Les sulfures de fer dans la zone critique

Les sulfures de fer sont rencontrés dans de nombreux environnements, en particulier dans les systèmes hydrothermaux ou, à basse température, dans les milieux anoxiques marins et continentaux . Ils peuvent se forment à partir de différentes formes solides ou dissoutes du fer qui réagissent avec le sulfure d’hydrogène (H2S). Dans les systèmes hydrothermaux, ce dernier est issu du dégazage du manteau ou des magmas, tandis que, à basse température il résulte des processus microbiens de sulfato-réduction. En effet, à basse température, la réduction abiotique des formes oxydées du soufre en sulfure se produit très lentement. Il en résulte que, dans les environnements anoxiques comme les sédiments marins par exemple (Huerta-Diaz and Morse, 1992; Kraal et al., 2013), la catalyse de la sulfatoréduction s’opère au travers d’espèces d’archées ou de bactéries (Rickard and Luther, 2007). En milieu continental, la sulfato-réduction peut se produire dans les sédiments lacustres, fluviatiles, côtiers, de deltas et dans les mangroves, ainsi que dans la zone saturée des sols (Huerta-Diaz and Morse, 1992; Rickard, 2012; Noël et al., 2015). Depuis une vingtaine d’années, ces environnements sont regroupés sous le concept de Zone Critique, proposé par le National Research Council des Etats-Unis pour désigner l’enveloppe la plus externe de la Terre. Ce terme a été adopté pour mettre en avant la complexité de cette étendue pour le maintien de la vie sur Terre. Cette zone, qui s’étend de l’atmosphère aux roches de basse profondeur, est le berceau des interactions entre l’eau, l’air, les roches et les organismes vivants (Richter and Mobley, 2009).

Le fer se présente majoritairement sous deux états d’oxydation, le fer ferreux (Fe(II)) et le fer ferrique (Fe(III)), qui entrent dans la composition d’un grand nombre de minéraux de type (oxyhydr)oxydes, carbonates, phosphates et sulfures.

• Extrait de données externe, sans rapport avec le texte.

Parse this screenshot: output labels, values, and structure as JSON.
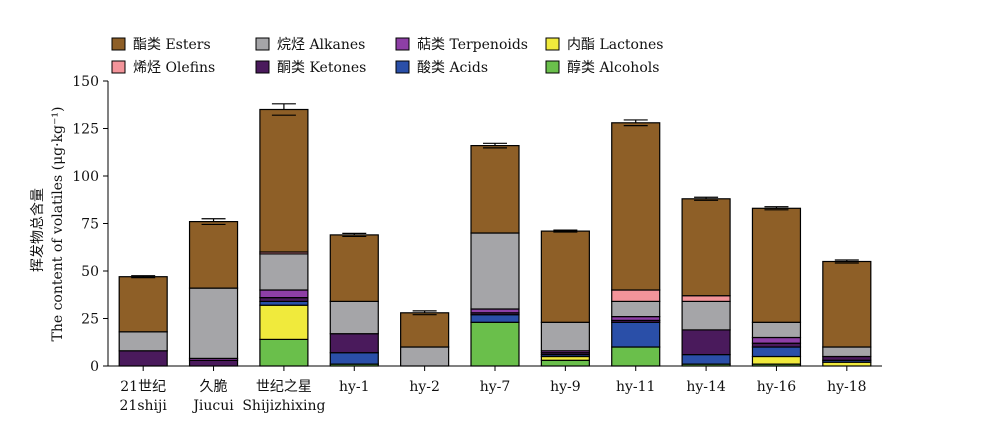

Le soufre présente plusieurs états d’oxydation dans la nature : S(VI), le S(IV), le S(II), le S(0) et S(-II). En solution aqueuse, les formes H2S et HS- (pKa H2S/HS- = 7,0) sont les plus abondantes et la forme S2- est minoritaire (pKa HS- /S2- > 18) (Schoonen and Barnes, 1988).

Les différents sulfures de fer répertoriés sont le monosulfure de fer nanocristallin faiblement cristallisé (FeSnano), la mackinawite cristallisée (FeSm), la greigite (Fe3S4), la pyrrhotite (Fe(x-1)S) et la pyrite (FeS2) (Rickard and Luther, 2007). La mackinawite (FeS) est un monosulfure de fer au système cristallin quadratique dont les paramètres de maille sont a = b = 3,6765 Å et c = 5,0328 Å (Lennie et al., 1995). La pyrite (FeS2) est un disulfure de fer dont le système cristallin est cubique et les paramètres de maille sont a = b = c = 5,416 Å (Brostigen and Kjekshus, 1969). La marcassite (FeS2) est aussi un disulfure de fer polymorphe de la pyrite avec un système cristallin orthorhombique (Rieder et al., 2007). La greigite (Fe3S4) est de système cristallin cubique et de paramètres de maille a = b = c = 9,876 Å (Lennie et al., 1997) et la pyrrhotite (Fe1-xS) dont le système cristallin varie en fonction des polymorphes (Rickard and Luther, 2007). Des formes dissoutes de sulfures de fer de type FeScluster ont également pu être identifiées dans certains milieux (Rickard and Luther, 2007). Tous ces composés précipitent en conditions anoxiques, dans des milieux réducteurs dont le redox est contrôlé par la production de H2S biogénique.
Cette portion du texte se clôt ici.